75ᵉ session du Comité régional OMS : l’Afrique s’engage à renforcer sa production locale de médicaments et vaccins.

Les ministres africains de la santé, réunis à Lusaka dans le cadre de la 75ᵉ session du Comité régional de l’Organisation mondiale de la Santé (OMS) pour l’Afrique, ont renouvelé leur engagement en faveur de l’autosuffisance sanitaire du continent. Avec l’appui de partenaires internationaux, ils entendent accélérer la fabrication locale de médicaments, de vaccins et d’autres technologies médicales essentielles.

Aujourd’hui, l’Afrique ne produit qu’une part infime de ses besoins, moins de 1 % des vaccins qu’elle consomme, ce qui la rend dépendante des importations et vulnérable aux crises d’approvisionnement mondiales. Pour inverser cette tendance, les États ont adopté un Cadre régional 2025-2035, visant à accroître les investissements nationaux, renforcer la recherche clinique et développer les infrastructures de production.
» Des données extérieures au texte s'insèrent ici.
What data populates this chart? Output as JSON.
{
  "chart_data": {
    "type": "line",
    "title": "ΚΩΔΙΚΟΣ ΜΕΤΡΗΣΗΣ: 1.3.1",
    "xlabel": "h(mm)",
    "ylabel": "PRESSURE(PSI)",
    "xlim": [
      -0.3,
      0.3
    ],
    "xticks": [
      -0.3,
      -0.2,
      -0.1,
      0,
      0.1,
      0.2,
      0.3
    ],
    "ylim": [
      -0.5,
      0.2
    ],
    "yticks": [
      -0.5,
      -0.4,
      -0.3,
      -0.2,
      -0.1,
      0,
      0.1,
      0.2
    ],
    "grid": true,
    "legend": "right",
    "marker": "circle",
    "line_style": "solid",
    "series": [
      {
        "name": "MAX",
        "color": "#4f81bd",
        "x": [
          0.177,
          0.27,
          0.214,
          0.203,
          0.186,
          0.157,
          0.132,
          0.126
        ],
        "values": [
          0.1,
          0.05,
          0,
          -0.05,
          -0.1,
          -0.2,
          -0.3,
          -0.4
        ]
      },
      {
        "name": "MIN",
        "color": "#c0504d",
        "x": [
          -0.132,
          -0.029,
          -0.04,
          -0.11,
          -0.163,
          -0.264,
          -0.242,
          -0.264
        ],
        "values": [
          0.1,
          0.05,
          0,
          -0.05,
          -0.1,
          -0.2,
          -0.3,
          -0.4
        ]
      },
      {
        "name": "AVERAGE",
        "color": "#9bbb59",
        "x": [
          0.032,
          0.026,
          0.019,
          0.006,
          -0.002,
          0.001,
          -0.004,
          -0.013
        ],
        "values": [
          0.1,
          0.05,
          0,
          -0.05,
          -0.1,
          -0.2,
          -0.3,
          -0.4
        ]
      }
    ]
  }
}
Le président zambien Hakainde Hichilema a ouvert la session en appelant à placer cette ambition au cœur des priorités :

« La Zambie est prête à jouer un rôle moteur dans la production locale, et nous espérons que d’autres pays nous rejoindront pour améliorer la santé de nos populations. »

Une prise de conscience née de la COVID-19

La pandémie a révélé la fragilité des systèmes africains : accès limité aux vaccins, rupture des chaînes logistiques, forte dépendance extérieure. Pour le Dr Mohamed Janabi, Directeur régional de l’OMS pour l’Afrique, cette expérience a renforcé la détermination du continent :

« L’Afrique s’est fixé pour objectif de produire 60 % de ses vaccins d’ici 2040. Pour y parvenir, il faudra maintenir la volonté politique et bâtir des partenariats solides. »

Des initiatives concrètes

En marge de la session, un événement de haut niveau a rassemblé des partenaires stratégiques comme UNITAID, Gavi et l’Institut international du vaccin (IVI). Plusieurs annonces majeures ont marqué cette rencontre :
• Gavi a présenté sa stratégie « Gavi Leap », un plan de transformation visant à donner plus d’autonomie aux pays et à favoriser des solutions locales.
• L’IVI a lancé ACHIEVE 2.0, un programme destiné à financer la recherche, la production et l’homologation de vaccins fabriqués en Afrique.
• UNITAID a annoncé un investissement de près de 50 millions de dollars US pour renforcer la capacité régionale de production de diagnostics et de traitements.

La Dre Sania Nishtar, PDG de Gavi, a résumé le changement de cap :

« Nous entrons dans une nouvelle ère où l’appropriation nationale et l’autonomisation des pays doivent remplacer la dépendance extérieure. »

Vers une souveraineté sanitaire africaine

Les discussions ont mis en avant une vision commune : créer un écosystème complet de production, allant de la recherche au développement, en passant par la réglementation et la distribution. L’OMS et ses partenaires insistent sur le fait que la production locale ne représente pas seulement un impératif de santé publique, mais aussi un moteur d’innovation et de développement économique.

La rencontre s’est conclue par des engagements renouvelés : renforcer le soutien politique, mobiliser les communautés et bâtir une véritable souveraineté sanitaire africaine.